Conroy supports Clinton's anti-censorship speech

Communications Minister releases statement supporting the US Secretary of State's speech, and takes a jibe at critics of his Internet content filtering policy

Communications Minister, Senator Stephen Conroy, has backed Hillary Clinton's anti-censorship speech

Communications Minister, Senator Stephen Conroy, has backed Hillary Clinton's anti-censorship speech

Communications Minister, Senator Stephen Conroy has welcomed the US Secretary of State Hillary Clinton’s anti-censorship speech one month after announcing plans to introduce mandatory ISP-level Internet content filtering.

Clinton’s speech in Washington DC overnight came nine days after Google announced that it may exit China because of cyber attacks originating from the country that appeared to be an attempt to silence or spy on human-rights activists there. Although US officials said Clinton's speech was not a reaction to Google's announcement the Secretary of State referenced Chinese censorship several times in her speech.

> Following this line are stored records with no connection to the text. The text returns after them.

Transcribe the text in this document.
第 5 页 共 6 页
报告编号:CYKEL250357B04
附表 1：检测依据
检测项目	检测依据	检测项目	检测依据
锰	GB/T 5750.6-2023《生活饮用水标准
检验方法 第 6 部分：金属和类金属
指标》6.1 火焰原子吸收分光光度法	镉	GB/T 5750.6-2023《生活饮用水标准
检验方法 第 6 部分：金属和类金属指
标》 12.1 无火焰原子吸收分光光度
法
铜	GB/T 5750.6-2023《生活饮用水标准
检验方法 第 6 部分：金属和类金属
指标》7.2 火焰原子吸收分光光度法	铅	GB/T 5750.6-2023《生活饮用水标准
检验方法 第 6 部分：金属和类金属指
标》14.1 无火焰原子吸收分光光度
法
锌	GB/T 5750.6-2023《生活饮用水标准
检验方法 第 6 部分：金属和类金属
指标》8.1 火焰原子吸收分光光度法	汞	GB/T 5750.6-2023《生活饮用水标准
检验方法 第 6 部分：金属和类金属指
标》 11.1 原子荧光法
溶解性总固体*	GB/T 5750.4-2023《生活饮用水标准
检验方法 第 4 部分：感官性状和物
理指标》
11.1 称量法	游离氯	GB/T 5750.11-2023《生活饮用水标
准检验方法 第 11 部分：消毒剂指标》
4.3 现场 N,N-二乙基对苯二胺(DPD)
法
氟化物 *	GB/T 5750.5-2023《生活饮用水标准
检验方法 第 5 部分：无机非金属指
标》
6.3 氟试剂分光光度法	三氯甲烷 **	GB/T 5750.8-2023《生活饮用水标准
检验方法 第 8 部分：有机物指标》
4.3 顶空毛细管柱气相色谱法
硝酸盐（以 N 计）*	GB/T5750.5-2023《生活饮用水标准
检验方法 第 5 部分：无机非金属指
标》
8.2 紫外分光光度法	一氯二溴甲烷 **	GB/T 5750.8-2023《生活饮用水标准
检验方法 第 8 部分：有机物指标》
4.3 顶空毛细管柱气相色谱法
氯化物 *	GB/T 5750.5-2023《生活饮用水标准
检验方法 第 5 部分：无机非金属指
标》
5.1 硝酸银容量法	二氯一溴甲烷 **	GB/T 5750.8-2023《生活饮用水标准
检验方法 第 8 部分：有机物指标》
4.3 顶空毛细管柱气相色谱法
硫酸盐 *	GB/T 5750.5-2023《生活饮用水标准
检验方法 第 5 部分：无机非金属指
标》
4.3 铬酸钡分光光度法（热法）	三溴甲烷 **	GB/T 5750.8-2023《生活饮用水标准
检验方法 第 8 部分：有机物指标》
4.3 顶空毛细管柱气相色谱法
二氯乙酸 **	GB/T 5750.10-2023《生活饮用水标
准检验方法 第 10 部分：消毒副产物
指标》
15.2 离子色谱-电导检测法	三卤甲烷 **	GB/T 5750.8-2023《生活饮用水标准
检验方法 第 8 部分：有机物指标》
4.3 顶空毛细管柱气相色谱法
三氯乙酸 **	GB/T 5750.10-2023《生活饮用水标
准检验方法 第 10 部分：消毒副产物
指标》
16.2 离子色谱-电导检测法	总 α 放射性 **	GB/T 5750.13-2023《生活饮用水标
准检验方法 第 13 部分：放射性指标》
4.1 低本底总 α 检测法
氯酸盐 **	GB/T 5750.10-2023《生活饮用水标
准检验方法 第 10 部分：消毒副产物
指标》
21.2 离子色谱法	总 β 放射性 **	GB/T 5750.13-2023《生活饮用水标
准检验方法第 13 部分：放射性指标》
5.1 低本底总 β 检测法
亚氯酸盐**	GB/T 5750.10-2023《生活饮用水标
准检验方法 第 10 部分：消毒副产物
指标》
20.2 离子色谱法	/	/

"Both the American people and nations that censor the Internet should understand that our government is committed to helping promote Internet freedom," Clinton said. "We want to put these tools in the hands of people who will use them to advance democracy and human rights, to fight climate change and epidemics."

In a statement Conroy said the Rudd Government "agrees with Secretary Clinton that the internet can transform societies and enable and empower individuals to engage, connect and have a greater impact than they ever have".

"That is why the Rudd Government is building the National Broadband Network to deliver high-speed broadband to all Australians," he added.

While Clinton also said that "censorship should not be in any way accepted", Conroy instead preferred to focus on another part of Clinton’s speech in his statement, which conceded “all societies recognise that freedom of expression has its limits”.

"Australians have always recognised that there is some content which is not acceptable in any civilised society,” Conroy said. “In Australia, the National Classification Board (NCB) determines the National Classification Scheme’s Guidelines, at arms length from Government, which defines Refused Classification content.”

Conroy’s statement also lashed out at critics of his controversial ISP-level Internet content filtering.

"Critics of the policy continue to mislead the Australian public by suggesting that any content other than RC-rated content will be blocked," Conroy said.

Meanwhile, organisers of a petition aiming to stop the roll out of the Federal Government’s ISP-level Internet content filter have claimed 100 supporters per hour are signing up.

The petition, drafted by the man hired as a campaign organiser for the Electronic Frontiers Australia (EFA), lawyer Peter Black, will be the first submitted to parliament for consideration since the announcement of Conroy's plan in December.